Provérbios Provados noutras casas:

domingo, 7 de abril de 2019

Provérbio provado segredado

O André Gracioso vivia rodeado de livros. Devorava-os desde que acordava até se deitar. Romances, policiais, poesia: marchava tudo!, que o André não era esquisito. Como estava desempregado, saía diariamente para esticar as pernas, sempre com um volume debaixo do braço. Os livros eram os seus melhores amigos.
Dito assim, pode pensar-se que o André era pouco gregário mas, pelo contrário, até era uma criatura bastante sociável. A sua reduzida quantidade de amigos não se devia à misantropia ou tiques de exigência, mas sim à sua condição de surdo mudo. Com grande pena do André, não havia muita gente que soubesse a língua gestual; ele sabia ler nos lábios, mas depois as pessoas não conseguiam interpretar a resposta nas suas mãos.

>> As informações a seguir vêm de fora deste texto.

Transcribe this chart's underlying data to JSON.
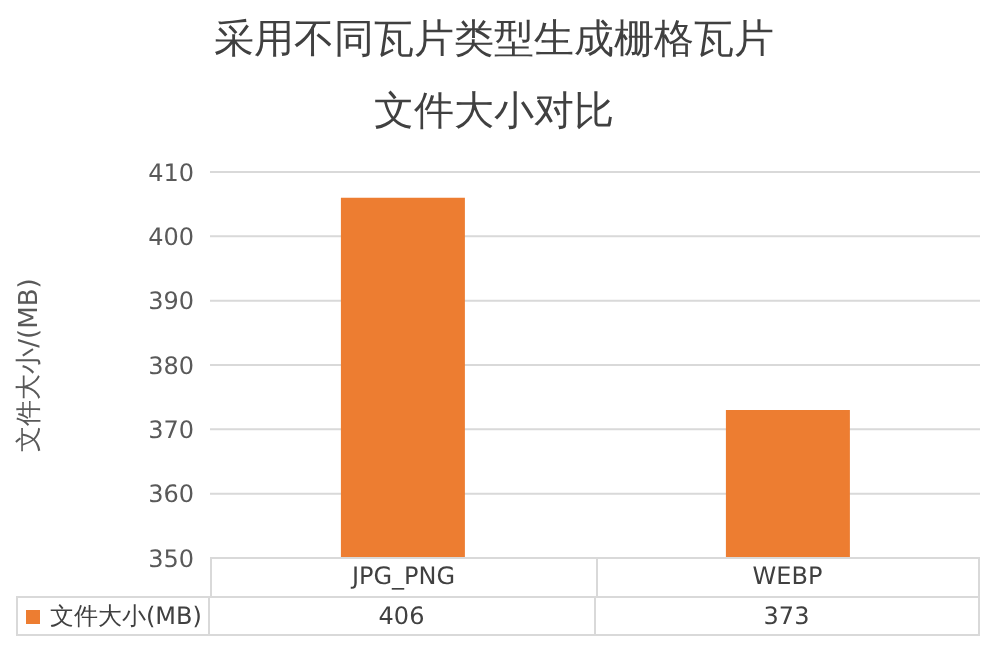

Com o advento das redes sociais e seu recurso à palavra escrita, o André viu o seu círculo de amigos aumentar. Lia e comentava o que escreviam e partilhava publicações a granel. Era muito activo, manifestava opiniões, insurgia-se regularmente e tinha sempre uma palavra a dizer.
Um dia perdeu-se de amores pela Sandrina, uma loura muito alta e pestanuda, que lhe deu mais conversa do que habitualmente faziam as mulheres depois de saberem da sua condição. Foi obrigado a confessar-lha, pois ela enviara-lhe uma mensagem de voz que, mau grado seu, não pudera ouvir nem tão pouco retribuir.

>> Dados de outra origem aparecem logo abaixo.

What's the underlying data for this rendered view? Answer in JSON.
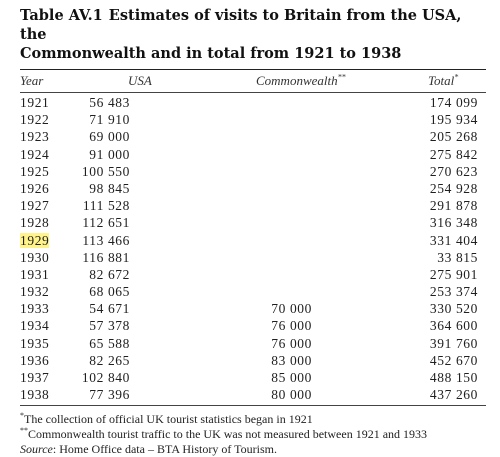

A relação virtual foi evoluindo gradualmente com algumas reservas de parte a parte. Da parte do André Gracioso já conhecemos as razões. Da parte da graciosa Sandrina estamos prestes a descobrir, pois tudo se precipitou numa madrugada de insónia em que a preocupação que tanto a angustiava a não deixava dormir. O André, desempregado como já sabemos, deitava-se bastante tarde e, nessa noite, dispôs-se a fazer-lhe companhia.
- Julgo que já sabes que podes confiar em mim, Sandrina. Conta-me o que te aflige...
O André não estava preparado para tal notícia. Ficou aterrado. A quantidade de livros que lera não lhe abrira suficientemente o espírito. No dia seguinte, todos os contactos do André ficaram a saber que a Sandrina afinal era um homem.